A pesar de que existía una correlación entre los perfiles metabólicos y la composición del tejido, la corrección de la composición del tejido en el análisis de las concentraciones de metabolitos individuales no fue significativa. Esto indica que las diferencias metabólicas entre las muestras de cáncer de próstata de alto y bajo grado están presentes independientemente de la composición del tejido. Sin embargo, es probable que las muestras con contenidos más bajos de cáncer requerirían métodos estadísticos para la corrección de la composición del tejido.

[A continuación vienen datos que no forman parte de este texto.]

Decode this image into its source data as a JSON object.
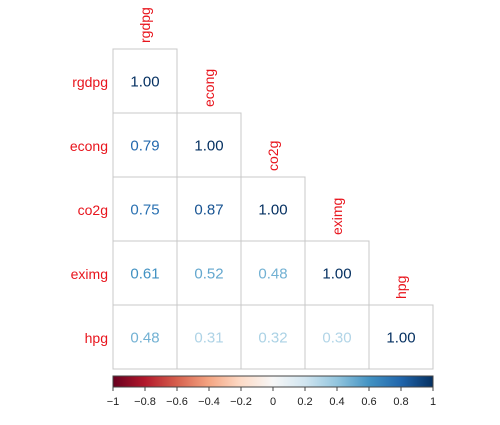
{
  "chart_data": {
    "type": "heatmap",
    "variables": [
      "rgdpg",
      "econg",
      "co2g",
      "eximg",
      "hpg"
    ],
    "matrix": [
      [
        1.0,
        null,
        null,
        null,
        null
      ],
      [
        0.79,
        1.0,
        null,
        null,
        null
      ],
      [
        0.75,
        0.87,
        1.0,
        null,
        null
      ],
      [
        0.61,
        0.52,
        0.48,
        1.0,
        null
      ],
      [
        0.48,
        0.31,
        0.32,
        0.3,
        1.0
      ]
    ],
    "value_labels": [
      [
        "1.00",
        "",
        "",
        "",
        ""
      ],
      [
        "0.79",
        "1.00",
        "",
        "",
        ""
      ],
      [
        "0.75",
        "0.87",
        "1.00",
        "",
        ""
      ],
      [
        "0.61",
        "0.52",
        "0.48",
        "1.00",
        ""
      ],
      [
        "0.48",
        "0.31",
        "0.32",
        "0.30",
        "1.00"
      ]
    ],
    "layout": "lower-triangle",
    "colorbar": {
      "range": [
        -1,
        1
      ],
      "ticks": [
        -1,
        -0.8,
        -0.6,
        -0.4,
        -0.2,
        0,
        0.2,
        0.4,
        0.6,
        0.8,
        1
      ],
      "tick_labels": [
        "−1",
        "−0.8",
        "−0.6",
        "−0.4",
        "−0.2",
        "0",
        "0.2",
        "0.4",
        "0.6",
        "0.8",
        "1"
      ],
      "colors": [
        "#67001f",
        "#b2182b",
        "#d6604d",
        "#f4a582",
        "#fddbc7",
        "#f7f7f7",
        "#d1e5f0",
        "#92c5de",
        "#4393c3",
        "#2166ac",
        "#053061"
      ],
      "placement": "bottom"
    },
    "label_color": "#e8141c"
  }
}
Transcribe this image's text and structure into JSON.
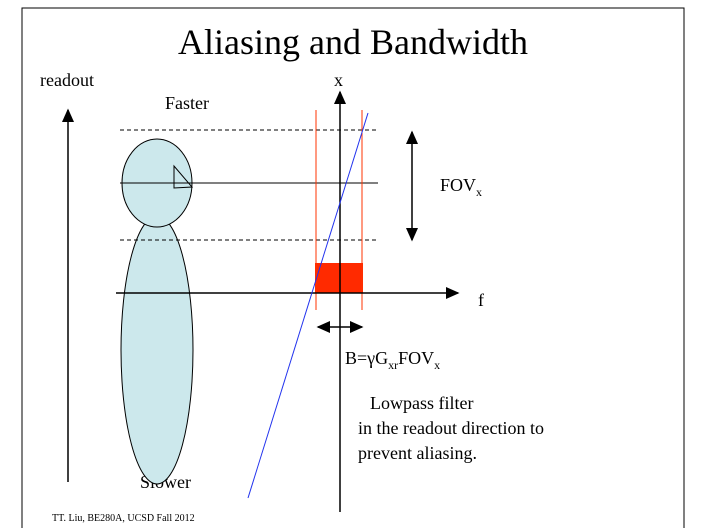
{
  "title": "Aliasing and Bandwidth",
  "labels": {
    "readout": "readout",
    "faster": "Faster",
    "slower": "Slower",
    "x_axis": "x",
    "f_axis": "f"
  },
  "fov": {
    "main": "FOV",
    "sub": "x"
  },
  "bandwidth": {
    "parts": [
      "B=γG",
      "xr",
      "FOV",
      "x"
    ]
  },
  "note": {
    "lines": [
      "Lowpass filter",
      "in the readout direction to",
      "prevent aliasing."
    ]
  },
  "footer": "TT. Liu, BE280A, UCSD Fall 2012"
}
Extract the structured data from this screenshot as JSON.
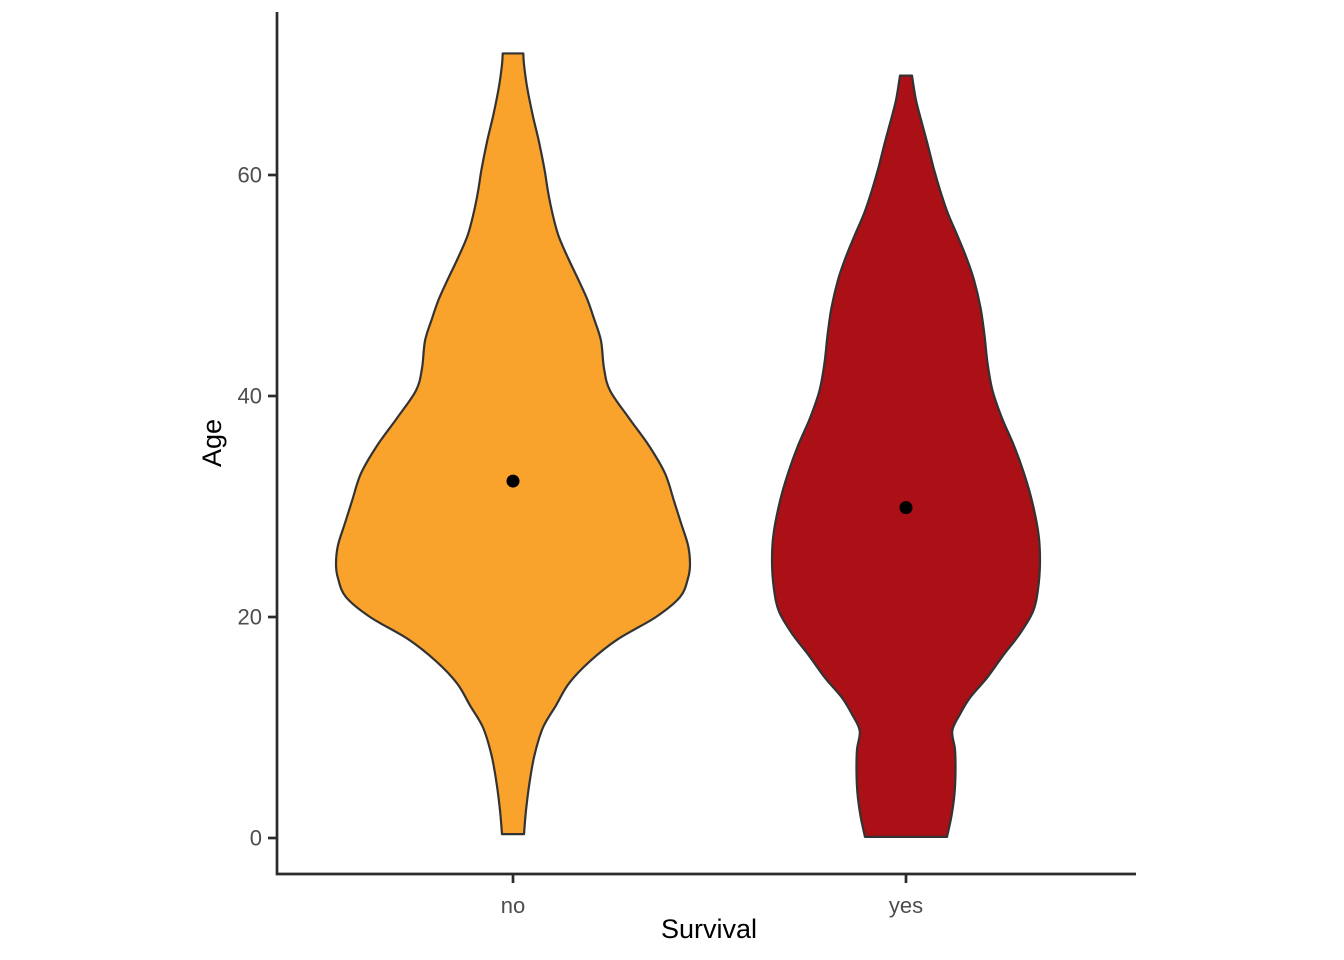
{
  "chart_data": {
    "type": "violin",
    "title": "",
    "xlabel": "Survival",
    "ylabel": "Age",
    "categories": [
      "no",
      "yes"
    ],
    "y_ticks": [
      0,
      20,
      40,
      60
    ],
    "ylim": [
      0,
      75
    ],
    "grid": false,
    "legend": false,
    "mean_dot_color": "#000000",
    "outline_color": "#333333",
    "tick_label_color": "#4d4d4d",
    "axis_title_color": "#000000",
    "profile_units": "age_vs_halfwidth_px",
    "series": [
      {
        "name": "no",
        "fill": "#FAA32C",
        "mean_age": 32.3,
        "age_min": 0.35,
        "age_max": 71,
        "profile": [
          [
            0.35,
            11
          ],
          [
            2.5,
            13
          ],
          [
            5,
            16.5
          ],
          [
            7.5,
            21.5
          ],
          [
            10,
            30
          ],
          [
            12,
            43
          ],
          [
            14,
            56
          ],
          [
            16,
            77
          ],
          [
            18,
            105
          ],
          [
            20,
            143
          ],
          [
            21.8,
            167
          ],
          [
            23.5,
            175
          ],
          [
            24.8,
            177
          ],
          [
            26.5,
            175
          ],
          [
            28.5,
            168
          ],
          [
            30.5,
            161
          ],
          [
            33,
            152
          ],
          [
            35.5,
            136
          ],
          [
            38,
            116
          ],
          [
            40.5,
            97
          ],
          [
            42.5,
            91
          ],
          [
            45,
            88
          ],
          [
            47,
            81
          ],
          [
            48.7,
            74.5
          ],
          [
            50.5,
            65.5
          ],
          [
            52.5,
            55
          ],
          [
            54.5,
            45.5
          ],
          [
            56.5,
            39.5
          ],
          [
            58.5,
            35
          ],
          [
            60.5,
            31.5
          ],
          [
            63,
            26
          ],
          [
            65.5,
            19.5
          ],
          [
            68,
            14
          ],
          [
            70,
            11
          ],
          [
            71,
            10.3
          ]
        ]
      },
      {
        "name": "yes",
        "fill": "#AA1016",
        "mean_age": 29.9,
        "age_min": 0.1,
        "age_max": 69,
        "profile": [
          [
            0.1,
            41
          ],
          [
            2,
            45.5
          ],
          [
            4,
            48.5
          ],
          [
            6,
            49.5
          ],
          [
            8,
            49
          ],
          [
            9.7,
            46.3
          ],
          [
            11.2,
            54
          ],
          [
            12.7,
            64
          ],
          [
            14.5,
            81
          ],
          [
            16.5,
            97
          ],
          [
            18.5,
            114
          ],
          [
            20.5,
            127
          ],
          [
            22.5,
            132
          ],
          [
            25,
            134
          ],
          [
            27.5,
            132.5
          ],
          [
            30.5,
            126
          ],
          [
            33,
            118
          ],
          [
            35.5,
            108
          ],
          [
            38,
            96
          ],
          [
            40.5,
            86.5
          ],
          [
            43,
            81.5
          ],
          [
            45.5,
            78.5
          ],
          [
            48,
            74.5
          ],
          [
            50.5,
            68
          ],
          [
            52.5,
            60.5
          ],
          [
            54.5,
            51.5
          ],
          [
            56.5,
            42
          ],
          [
            58.5,
            34.5
          ],
          [
            60.5,
            28
          ],
          [
            63,
            21
          ],
          [
            65.5,
            13.5
          ],
          [
            67,
            9.5
          ],
          [
            69,
            6
          ]
        ]
      }
    ]
  }
}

Una fuerza de este estudio es la inclusión de pacientes de todo el rango de estadios clínicos, incluidos los pacientes con cánceres más agresivos. Sin embargo, una limitación es que el material de tejido de bajo grado (GS 6) fue adquirida principalmente de pacientes que tienen tumores más agresivos en el entorno, y esto puede haber inducido perturbación metabólica en nuestro material de bajo grado. Una cohorte muestra que incluye más muestras de pacientes con cáncer de bajo grado puro puede proporcionar aún más claras las diferencias metabólicas entre los cánceres de bajo y alto grado.
Conclusión
Sobre la base de los perfiles metabólicos de las muestras de cáncer de próstata humano este estudio muestra que el tejido de cáncer de próstata bajo y alto grado se pueden distinguir por las concentraciones de espermina, citrato y la relación de CCP /C. En el futuro, mediante el análisis de grandes cohortes de pacientes, los valores de cierre de operaciones de concentración pueden ser determinados por la espermina y citrato, y los modelos basados en los perfiles metabólicos pueden convertirse en herramientas para evaluar la agresividad del cáncer de próstata. HR-MAS es viable como herramienta complementaria de diagnóstico para la evaluación de las biopsias guiadas por ultrasonido transrectal, proporcionando perfiles metabólicos que pueden predecir la agresividad del tumor. En última instancia, la traducción de
ex vivo
mediciones en muestras de tejido a un verdadero no invasiva
in vivo
examen, hecho posible por las mejoras en la tecnología MR, será el principal objetivo futuro. Por lo tanto, nuestros resultados demuestran el valor de MRS en la planificación del tratamiento clínico y como una herramienta para el seguimiento de pacientes incluidos en los programas de vigilancia activa.
Reconocimientos
Los autores agradecen a los técnicos de laboratorio Toril Rolfseng, unn Granli, y Borgny Ytterhus para obtener ayuda con el trabajo de laboratorio, Jørn-Ove Sæternes para el diseño y desarrollo de equipos de recolección de tejidos y urólogos ene Gerhard Mjønes y Dag Halvorsen para la recogida de tejidos. El estudio se realizó en el Centro de MR Core, Universidad Noruega de Ciencia y Tecnología (NTNU).